Un taxi pour Bollywood

Le Louvre Abu Dhabi rendait hommage au cinéma indien et à ses sources d’inspiration

Dans le taxi qui nous emmène dans le quartier Al-Saddyiat où se concentrent les musées de la capitale émiratie, le chauffeur indien – l’une des nationalités les plus représentées parmi la population immigrée – nous interroge sur notre pays d’origine. Quand on lui répond France, il s’exclame « Mbappé ! ». Or pour trouver une personnalité indienne drainant autant de fans, il faut se tourner vers le cinéma, le célèbre Bollywood et il faut bien dire que là nous séchons un peu.


Cela tombe bien puisque le taxi vient de s’arrêter devant l’affiche de l’exposition du Louvre Abu Dhabi consacrée à Bollywood. En partant de ces films chantant, l’exposition, passionnante, montra à la fois la longue tradition cinématographique de ce pays, presque aussi vieille que le cinéma lui-même mais également qu’elle est l’aboutissement d’une histoire millénaire faîte de récits qui séquencent les différentes époques de l’Inde.

Au commencement, il y a les légendes tirées des textes sacrés de l’hindouisme, le Mahabharata et le Ramayana et l’exposition présentait à ce titre de magnifiques exemplaires de la période Gupta (IV-VIe siècle). Les textes étaient ainsi racontés par des bardes, sortes d’Homère indiens, à travers notamment ces autels portatifs avec panneaux historiés qui se déploient au fur et à mesure du récit.

Ces 80 œuvres (photographies, tissus, art graphique, costumes avec ces magnifiques robes de femmes et extraits de films) provenant des collections du Louvre Abu Dhabi, du musée du quai Branly – Jacques Chirac, du musée de l’Armée, du musée national des arts asiatiques – Guimet, de la collection al-Sabah, de la Raja Ravi Varma Heritage Foundation et de la collection Priya Paul ont ainsi permis une extraordinaire immersion, riche en couleurs et en musique, dans l’histoire de l’Inde et dans la formalisation de son récit national. Des temps les plus reculés aux derniers films de Bollywood en passant par l’époque moghole qui constitua un âge d’or de l’épanouissement des arts et la révolution picturale introduite par Ravi Varmâ (1848-1906) dans l’iconographie religieuse, l’exposition voyagea ainsi dans l’histoire fluctuante de la représentation du sacré dans la culture indienne.

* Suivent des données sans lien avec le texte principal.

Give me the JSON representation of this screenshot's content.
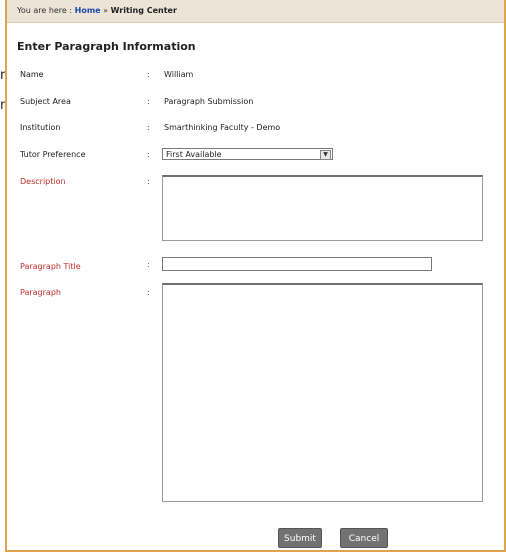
{
  "background": {
    "line1": "r",
    "line2": "n"
  },
  "breadcrumb": {
    "prefix": "You are here :",
    "home": "Home",
    "separator": "»",
    "current": "Writing Center"
  },
  "heading": "Enter Paragraph Information",
  "fields": {
    "name": {
      "label": "Name",
      "value": "William"
    },
    "subject": {
      "label": "Subject Area",
      "value": "Paragraph Submission"
    },
    "institution": {
      "label": "Institution",
      "value": "Smarthinking Faculty - Demo"
    },
    "tutor": {
      "label": "Tutor Preference",
      "value": "First Available"
    },
    "description": {
      "label": "Description",
      "value": ""
    },
    "title": {
      "label": "Paragraph Title",
      "value": ""
    },
    "paragraph": {
      "label": "Paragraph",
      "value": ""
    }
  },
  "separator_char": ":",
  "buttons": {
    "submit": "Submit",
    "cancel": "Cancel"
  },
  "colors": {
    "accent_border": "#e0a24a",
    "required_label": "#c4302b",
    "link": "#1a4aa8",
    "button": "#727272"
  }
}
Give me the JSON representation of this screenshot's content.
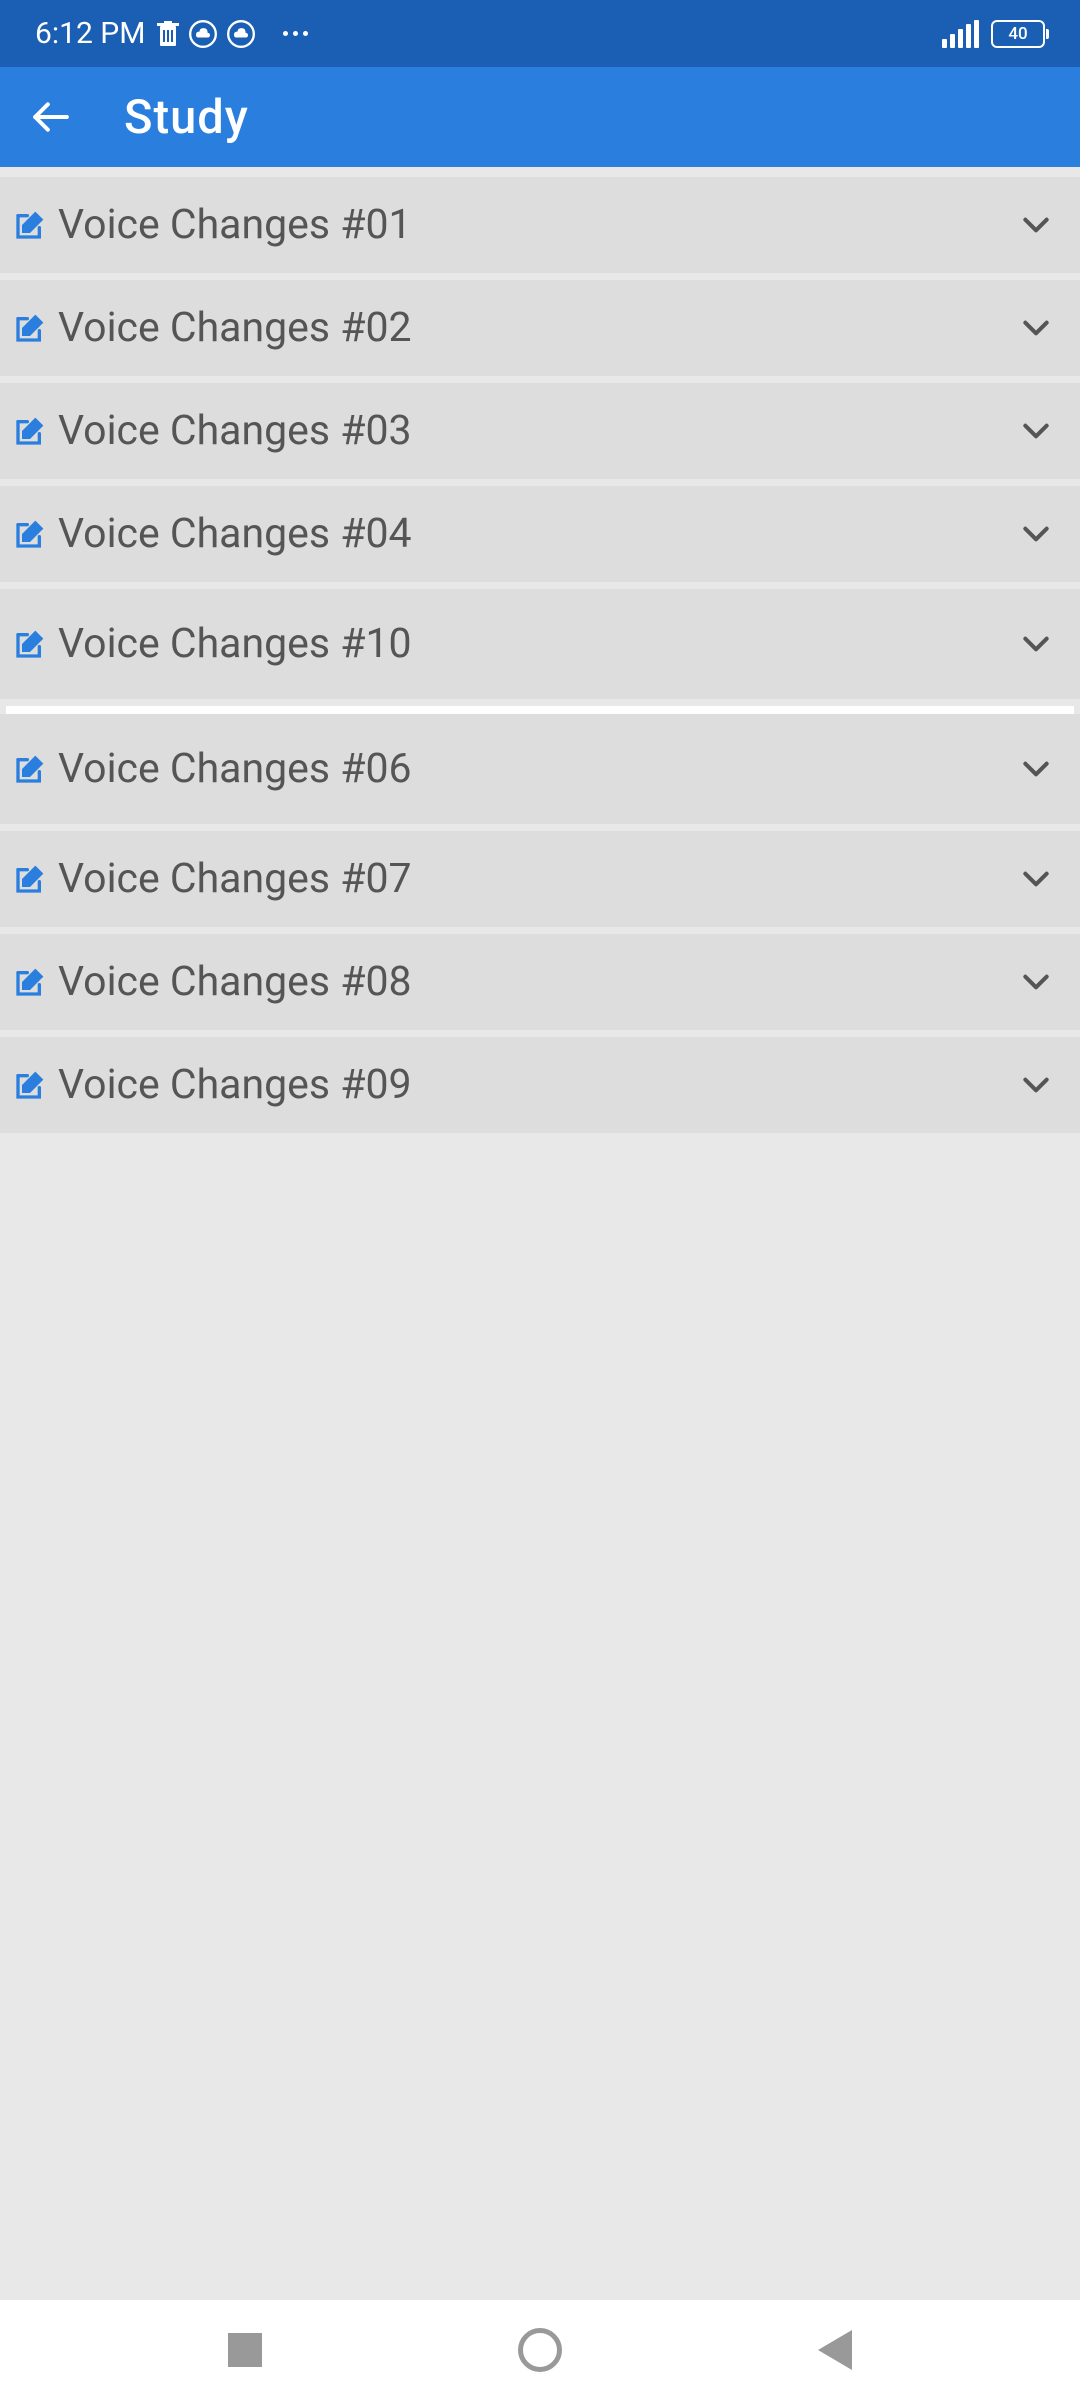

Autel portatif racontant le Mahabharataé

Et des dieux aux stars, il n’y a qu’un pas que le Louvre Abu Dhabi franchit allègrement en offrant une véritable plongée dans ce cinéma indien appelé Bollywood dont le terme est issu de la contraction de Bombay (Mumbai) et d’Hollywood. Puisant toujours dans la tradition religieuse, le cinéma indien, d’abord itinérant se transforma en une industrie florissante et révolutionna certaines techniques cinématographiques. Il consacra également de nouvelles icônes de l’Inde moderne, de Shashi Kapoor à Aamir Khan et de Aishwaraya Rai à Priyanka Chopra, deux anciennes miss monde devenues des stars de cinéma, Priyanka Chopra jouant dans l’un des derniers succès de la plateforme Netflix, Le Tigre blanc. Pour autant, cette exposition si vivante ne pouvait laisser le visiteur de l’autre côté de la caméra. En l’invitant sur un fond vert à intégrer un film et à effectuer quelques pas de danse, le Louvre Abu Dhabi prit ainsi des airs de studio de cinéma. Quittant l’exposition et le musée, le visiteur reprend difficilement contact avec la réalité. Au loin, une musique indienne se fait entendre. Elle émane non pas du Louvre mais du taxi qui nous attend. Va falloir qu’Mbappé lui parle du Tigre blanc.